Einige datieren die Wiedergeburt der Wissenschaft auf die 1540er Jahre, als der polnische Astronom Nikolaus Kopernikus und der belgische Anatom Andreas Vesal Bücher veröffentlichten, die das wissenschaftliche Denken nachhaltig beeinflußten. Andere siedeln den Wandel früher an, nämlich im Jahr 1452, dem Jahr, in dem Leonardo da Vinci geboren wurde. Er war ein ruheloser Experimentator, leistete zahlreiche Beiträge zur Wissenschaft und entwickelte Ideen, die in einigen Fällen Erfindungen vorwegnahmen, die erst Jahrhunderte später ausreifen sollten, wie zum Beispiel das Flugzeug, den Panzer und den Fallschirm.

Aber Wissenschaft, wie wir sie heute kennen, hat sich, so Ernest Nagel, Professor emeritus an der Columbia-Universität, „in der abendländischen Gesellschaft nicht vor dem 17. oder 18. Jahrhundert als fortdauernde Institution fest etabliert“. Sobald das jedoch geschehen war, hatte die Menschheit einen Wendepunkt in ihrer Geschichte erreicht. In dem Werk Der Wissenschaftler heißt es: „Zwischen etwa 1590 und 1690 brachten viele . . . große Geister die Forschung zu einer Blüte, wie sie kaum ein anderes Jahrhundert erreichte.“

Feinde verdunkeln den Weg

Auch Pseudowissenschaften blühten — wie Feinde, deren unrichtige Theorien dem echten wissenschaftlichen Fortschritt im Weg standen. Dazu gehörte auch die Phlogistontheorie. Das Wort „Phlogiston“ kommt aus dem Griechischen und bedeutet „Verbranntes“. Es wurde 1702 von George Ernst Stahl eingeführt, der die Auffassung vertrat, beim Verbrennen von brennbarem Material würde dieses Phlogiston freigesetzt werden. Er stellte sich darunter zwar eher ein Prinzip als einen wirklichen Stoff vor, doch über die Jahre wuchs die Vorstellung von einer echten Substanz. Erst zwischen 1770 und 1790 konnte Antoine-Laurent Lavoisier diese Theorie widerlegen.

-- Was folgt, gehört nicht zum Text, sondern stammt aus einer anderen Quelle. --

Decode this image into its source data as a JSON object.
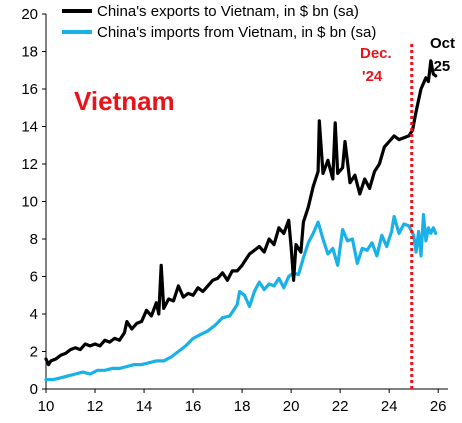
{
  "chart_data": {
    "type": "line",
    "x_range": [
      2010,
      2026.4
    ],
    "ylim": [
      0,
      20
    ],
    "x_ticks": [
      {
        "value": 2010,
        "label": "10"
      },
      {
        "value": 2012,
        "label": "12"
      },
      {
        "value": 2014,
        "label": "14"
      },
      {
        "value": 2016,
        "label": "16"
      },
      {
        "value": 2018,
        "label": "18"
      },
      {
        "value": 2020,
        "label": "20"
      },
      {
        "value": 2022,
        "label": "22"
      },
      {
        "value": 2024,
        "label": "24"
      },
      {
        "value": 2026,
        "label": "26"
      }
    ],
    "y_ticks": [
      0,
      2,
      4,
      6,
      8,
      10,
      12,
      14,
      16,
      18,
      20
    ],
    "grid": false,
    "legend_position": "top-left",
    "series": [
      {
        "name": "China's exports to Vietnam, in $ bn (sa)",
        "color": "#000000",
        "points": [
          [
            2010.0,
            1.6
          ],
          [
            2010.1,
            1.3
          ],
          [
            2010.2,
            1.5
          ],
          [
            2010.4,
            1.6
          ],
          [
            2010.6,
            1.8
          ],
          [
            2010.8,
            1.9
          ],
          [
            2011.0,
            2.1
          ],
          [
            2011.2,
            2.2
          ],
          [
            2011.4,
            2.1
          ],
          [
            2011.6,
            2.4
          ],
          [
            2011.8,
            2.3
          ],
          [
            2012.0,
            2.4
          ],
          [
            2012.2,
            2.3
          ],
          [
            2012.4,
            2.6
          ],
          [
            2012.6,
            2.5
          ],
          [
            2012.8,
            2.7
          ],
          [
            2013.0,
            2.6
          ],
          [
            2013.2,
            3.0
          ],
          [
            2013.3,
            3.6
          ],
          [
            2013.5,
            3.2
          ],
          [
            2013.7,
            3.5
          ],
          [
            2013.9,
            3.6
          ],
          [
            2014.1,
            4.2
          ],
          [
            2014.3,
            3.9
          ],
          [
            2014.5,
            4.6
          ],
          [
            2014.6,
            4.0
          ],
          [
            2014.7,
            6.6
          ],
          [
            2014.8,
            4.3
          ],
          [
            2015.0,
            4.8
          ],
          [
            2015.2,
            4.7
          ],
          [
            2015.4,
            5.5
          ],
          [
            2015.6,
            4.9
          ],
          [
            2015.8,
            5.1
          ],
          [
            2016.0,
            5.0
          ],
          [
            2016.2,
            5.4
          ],
          [
            2016.4,
            5.2
          ],
          [
            2016.6,
            5.5
          ],
          [
            2016.8,
            5.8
          ],
          [
            2017.0,
            5.9
          ],
          [
            2017.2,
            6.2
          ],
          [
            2017.4,
            5.8
          ],
          [
            2017.6,
            6.3
          ],
          [
            2017.8,
            6.3
          ],
          [
            2018.0,
            6.6
          ],
          [
            2018.1,
            6.8
          ],
          [
            2018.3,
            7.2
          ],
          [
            2018.5,
            7.4
          ],
          [
            2018.7,
            7.6
          ],
          [
            2018.9,
            7.3
          ],
          [
            2019.1,
            8.0
          ],
          [
            2019.3,
            7.7
          ],
          [
            2019.5,
            8.6
          ],
          [
            2019.7,
            8.3
          ],
          [
            2019.9,
            9.0
          ],
          [
            2020.0,
            7.6
          ],
          [
            2020.1,
            5.8
          ],
          [
            2020.2,
            7.7
          ],
          [
            2020.4,
            7.3
          ],
          [
            2020.5,
            8.9
          ],
          [
            2020.7,
            9.7
          ],
          [
            2020.9,
            10.8
          ],
          [
            2021.1,
            11.6
          ],
          [
            2021.15,
            14.3
          ],
          [
            2021.3,
            11.5
          ],
          [
            2021.5,
            12.2
          ],
          [
            2021.7,
            11.2
          ],
          [
            2021.8,
            14.2
          ],
          [
            2021.9,
            11.5
          ],
          [
            2022.1,
            11.8
          ],
          [
            2022.2,
            13.2
          ],
          [
            2022.4,
            11.0
          ],
          [
            2022.6,
            11.4
          ],
          [
            2022.8,
            10.4
          ],
          [
            2023.0,
            11.2
          ],
          [
            2023.2,
            10.7
          ],
          [
            2023.4,
            11.6
          ],
          [
            2023.6,
            12.0
          ],
          [
            2023.8,
            12.9
          ],
          [
            2024.0,
            13.2
          ],
          [
            2024.2,
            13.5
          ],
          [
            2024.4,
            13.3
          ],
          [
            2024.6,
            13.4
          ],
          [
            2024.8,
            13.5
          ],
          [
            2024.95,
            13.8
          ],
          [
            2025.1,
            14.8
          ],
          [
            2025.3,
            16.0
          ],
          [
            2025.5,
            16.6
          ],
          [
            2025.6,
            16.4
          ],
          [
            2025.7,
            17.5
          ],
          [
            2025.8,
            16.8
          ],
          [
            2025.9,
            16.7
          ]
        ]
      },
      {
        "name": "China's imports from Vietnam, in $ bn (sa)",
        "color": "#1ab0e8",
        "points": [
          [
            2010.0,
            0.5
          ],
          [
            2010.3,
            0.5
          ],
          [
            2010.6,
            0.6
          ],
          [
            2010.9,
            0.7
          ],
          [
            2011.2,
            0.8
          ],
          [
            2011.5,
            0.9
          ],
          [
            2011.8,
            0.8
          ],
          [
            2012.1,
            1.0
          ],
          [
            2012.4,
            1.0
          ],
          [
            2012.7,
            1.1
          ],
          [
            2013.0,
            1.1
          ],
          [
            2013.3,
            1.2
          ],
          [
            2013.6,
            1.3
          ],
          [
            2013.9,
            1.3
          ],
          [
            2014.2,
            1.4
          ],
          [
            2014.5,
            1.5
          ],
          [
            2014.8,
            1.5
          ],
          [
            2015.1,
            1.7
          ],
          [
            2015.4,
            2.0
          ],
          [
            2015.7,
            2.3
          ],
          [
            2016.0,
            2.7
          ],
          [
            2016.3,
            2.9
          ],
          [
            2016.6,
            3.1
          ],
          [
            2016.9,
            3.4
          ],
          [
            2017.2,
            3.8
          ],
          [
            2017.5,
            3.9
          ],
          [
            2017.8,
            4.5
          ],
          [
            2017.9,
            5.2
          ],
          [
            2018.1,
            5.0
          ],
          [
            2018.3,
            4.4
          ],
          [
            2018.5,
            5.2
          ],
          [
            2018.7,
            5.7
          ],
          [
            2018.9,
            5.3
          ],
          [
            2019.1,
            5.6
          ],
          [
            2019.3,
            5.5
          ],
          [
            2019.5,
            5.9
          ],
          [
            2019.7,
            5.4
          ],
          [
            2019.9,
            6.0
          ],
          [
            2020.1,
            6.2
          ],
          [
            2020.3,
            6.1
          ],
          [
            2020.5,
            7.0
          ],
          [
            2020.7,
            7.8
          ],
          [
            2020.9,
            8.3
          ],
          [
            2021.1,
            8.9
          ],
          [
            2021.3,
            8.0
          ],
          [
            2021.5,
            7.2
          ],
          [
            2021.7,
            7.5
          ],
          [
            2021.9,
            6.6
          ],
          [
            2022.1,
            8.5
          ],
          [
            2022.3,
            7.9
          ],
          [
            2022.5,
            8.0
          ],
          [
            2022.7,
            6.7
          ],
          [
            2022.9,
            7.5
          ],
          [
            2023.1,
            7.4
          ],
          [
            2023.3,
            7.8
          ],
          [
            2023.5,
            7.1
          ],
          [
            2023.7,
            8.2
          ],
          [
            2023.9,
            7.6
          ],
          [
            2024.1,
            8.4
          ],
          [
            2024.2,
            9.2
          ],
          [
            2024.4,
            8.3
          ],
          [
            2024.6,
            8.8
          ],
          [
            2024.8,
            8.7
          ],
          [
            2025.0,
            8.2
          ],
          [
            2025.1,
            7.3
          ],
          [
            2025.2,
            8.4
          ],
          [
            2025.3,
            7.1
          ],
          [
            2025.4,
            9.3
          ],
          [
            2025.5,
            7.9
          ],
          [
            2025.6,
            8.6
          ],
          [
            2025.7,
            8.3
          ],
          [
            2025.8,
            8.6
          ],
          [
            2025.9,
            8.3
          ]
        ]
      }
    ],
    "vline": {
      "x": 2024.92,
      "color": "#e8141a",
      "style": "dotted"
    },
    "annotations": {
      "country": "Vietnam",
      "dec_line1": "Dec.",
      "dec_line2": "'24",
      "oct_line1": "Oct",
      "oct_line2": "'25"
    },
    "colors": {
      "accent_red": "#e8141a",
      "axis": "#000000"
    }
  }
}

Das Werk The Book of Popular Science räumt ein, daß die Phlogistontheorie zwar „vollständig falsch war, aber eine Zeitlang bot sie eine Arbeitshypothese, die offensichtlich viele Naturerscheinungen erklärte. Sie war einfach eine von vielen wissenschaftlichen Hypothesen, die im Laufe der Jahre gewogen und für zu leicht befunden wurden.“

Die Alchimie ist ein weiterer Feind gewesen. Dem Neuen Reader’s Digest Brockhaus zufolge stand die Alchimie „als ‚geheime Kunst‘ mit ihren Bemühungen, Gold zu machen, den ‚Stein der Weisen‘ oder lebensverlängernde Elixiere zu finden, außerhalb der Naturwissenschaft“. Bevor sie verworfen wurde, half sie, die Grundlagen der modernen  Chemie zu legen. Der Übergang zur Chemie war gegen Ende des 17. Jahrhunderts abgeschlossen.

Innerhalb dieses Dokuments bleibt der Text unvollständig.